С полудня за полночь протянется наша беседа, прерываемая предложениями перекусить и паузами, во время которых, если надо отдохнуть, я могу прогуляться по широкому коридору. Мы на пятом или шестом этаже, сквозь большие окна я вижу движение на улице, вижу, как сходят сумерки, как темнеет на оживленном проспекте, и спрашиваю себя: когда же снова доведется увидеть любимый город – и доведется ли вообще? Мы говорим обо всем, пункт за пунктом: аграрный вопрос, индустриализация, Коминтерн, внутрипартийный режим и т. д. По всем вопросам у меня есть возражения против генеральной линии, возражения марксиста. Замечаю, что поступили изъятые у меня бумаги, несколько чемоданов. Недостатка в сюжетах для теоретических дебатов у нас не будет! Пьем чай. Полночь.

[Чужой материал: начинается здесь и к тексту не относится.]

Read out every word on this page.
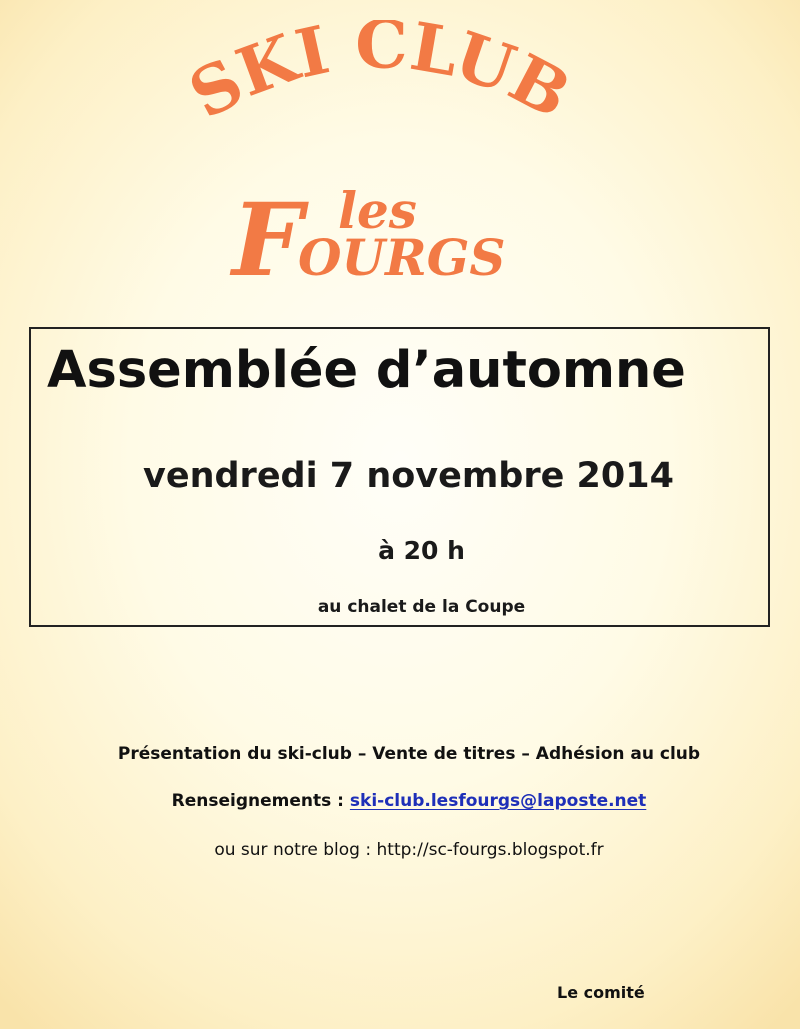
SKI CLUB
F les
OURGS
Assemblée d’automne
vendredi 7 novembre 2014
à 20 h
au chalet de la Coupe
Présentation du ski-club – Vente de titres – Adhésion au club
Renseignements : ski-club.lesfourgs@laposte.net
ou sur notre blog : http://sc-fourgs.blogspot.fr
Le comité
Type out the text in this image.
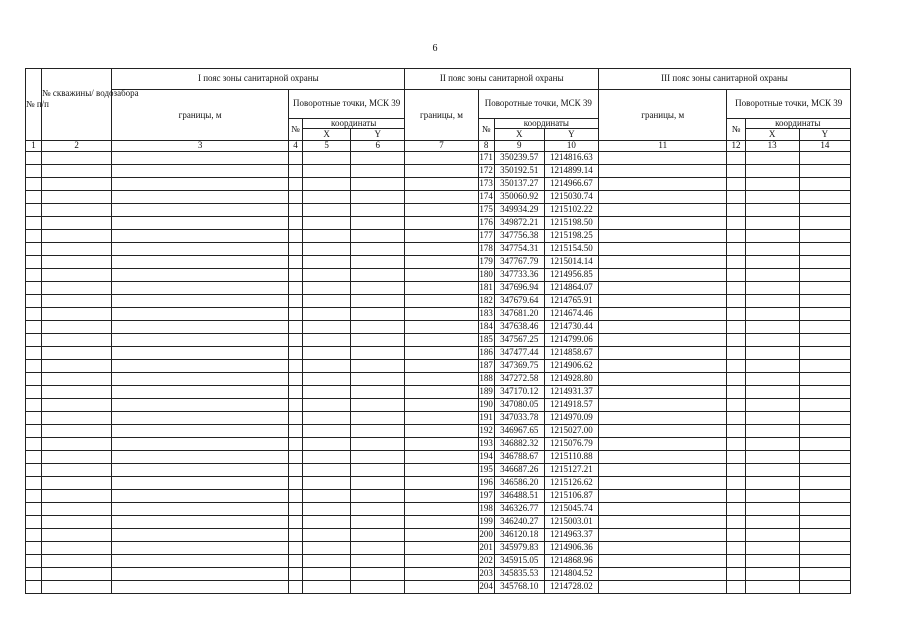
6
№ п/п	№ скважины/ водозабора	I пояс зоны санитарной охраны				II пояс зоны санитарной охраны				III пояс зоны санитарной охраны			
		границы, м	Поворотные точки, МСК 39			границы, м	Поворотные точки, МСК 39			границы, м	Поворотные точки, МСК 39		
			№	координаты			№	координаты			№	координаты	
				X	Y			X	Y			X	Y
1	2	3	4	5	6	7	8	9	10	11	12	13	14
							171	350239.57	1214816.63				
							172	350192.51	1214899.14				
							173	350137.27	1214966.67				
							174	350060.92	1215030.74				
							175	349934.29	1215102.22				
							176	349872.21	1215198.50				
							177	347756.38	1215198.25				
							178	347754.31	1215154.50				
							179	347767.79	1215014.14				
							180	347733.36	1214956.85				
							181	347696.94	1214864.07				
							182	347679.64	1214765.91				
							183	347681.20	1214674.46				
							184	347638.46	1214730.44				
							185	347567.25	1214799.06				
							186	347477.44	1214858.67				
							187	347369.75	1214906.62				
							188	347272.58	1214928.80				
							189	347170.12	1214931.37				
							190	347080.05	1214918.57				
							191	347033.78	1214970.09				
							192	346967.65	1215027.00				
							193	346882.32	1215076.79				
							194	346788.67	1215110.88				
							195	346687.26	1215127.21				
							196	346586.20	1215126.62				
							197	346488.51	1215106.87				
							198	346326.77	1215045.74				
							199	346240.27	1215003.01				
							200	346120.18	1214963.37				
							201	345979.83	1214906.36				
							202	345915.05	1214868.96				
							203	345835.53	1214804.52				
							204	345768.10	1214728.02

– Весьма сожалею, Виктор Львович, я должен отправить вас в домзак, но распоряжусь, чтобы с вами хорошо обращались...
– Благодарю вас.
Это совсем рядом. Сопровождающий меня молодой, безусый, с открытым лицом сотрудник в штатском не возражает, когда прошу постоять минутку у парапета на набережной, над темными водами Невы. Вольный воздух благотворен... И река, как всегда, кажется исполненной такой жизненной силы и тревоги, что волнует меня, словно русская песня. Старый домзак не изменился с 1928 года – равно как и за последние полвека, вне всяких сомнений. Значит, ни падения империй, ни революции не в силах поколебать тюремные стены? Оформление взятия под стражу, канцелярщина, определение в камеру – человек проходит сквозь это как зерно, увлекаемое мельничными жерновами. Попутно встречаю элегантного, рослого пожилого человека с благородными сединами, он, по его словам, из Академии наук и, самое досадное, у него только что отобрали пенсне... Железные лестницы восходят в полумрак, в массивной каменной кладке открывается дверь для меня, открывается и закрывается. Тесная, слабо освещенная жалкой лампочкой камера, похожая на подземный ход. С одной из двух коек поднимается человек, приветствует меня и представляется:
– Петровский из Союза писателей, секция поэтов...
– А я прозаик, – говорю я.
Нервная усталость заставляет меня дрожать даже в тяжелой кожаной шубе. Поэт трясется от холода и слабости в своем старом овчинном полушубке. Он молод, худ, бледен, борода жидкая и бесцветная. Он говорит, говорит, я чувствую, мой приход для него событие, и правда, вот уже месяц в подземном одиночестве он терзается вопросом, расстреляют его или нет. Общее возбуждение долго не дает нам заснуть, странным образом сближает нас, растроганных схожестью нашей судьбы, не знающих, что сделать друг для друга. Я для него кое-что могу: выслушать, ободрить. Убеждаю, что расстрелять его не могут, что грозящий ему следователь – скотина, что такой у него профессиональный прием; приговоры выносит Особое совещание, которое – все-таки – немного взвешивает степень виновности. Я спокоен, рассудителен и, кажется, вижу, как светлеет лицо поэта и он слегка распрямляется.
Это дитя улицы и нужды. Выбился он сам, стал учителем, начал писать незамысловатые стихи – они показались мне полными очарования – потому что ему приятен вид волнующихся нив и бега облаков поверх земных красот, и кущ лесных, и далей в лунном свете. «Крестьянский поэт, понимаете?» С парой-тройкой друзей он издавал в Детском Селе рукописный журнал, в чем усмотрели подрывные намерения. Почему, спросили его, в ваших стихах нет даже намека на коллективизацию? Значит, вы против нее? Хуже всего оказалось то, что он принадлежал к литературному – отнюдь не подпольному – кружку под руководством философа Иванова-Разумника, бывшего левого эсера... Так я узнаю, что мой друг Иванов-Разумник, великий идеалист, пытливый ум, тоже в тюрьме. «Почитайте еще свои стихи, товарищ поэт, по-моему, они очень хороши...» С горящим взором, зябко кутая овчиной плечи и тонкую шею, он вполголоса декламирует. На заре мы засыпаем, чтобы никогда не забыть эту ночь.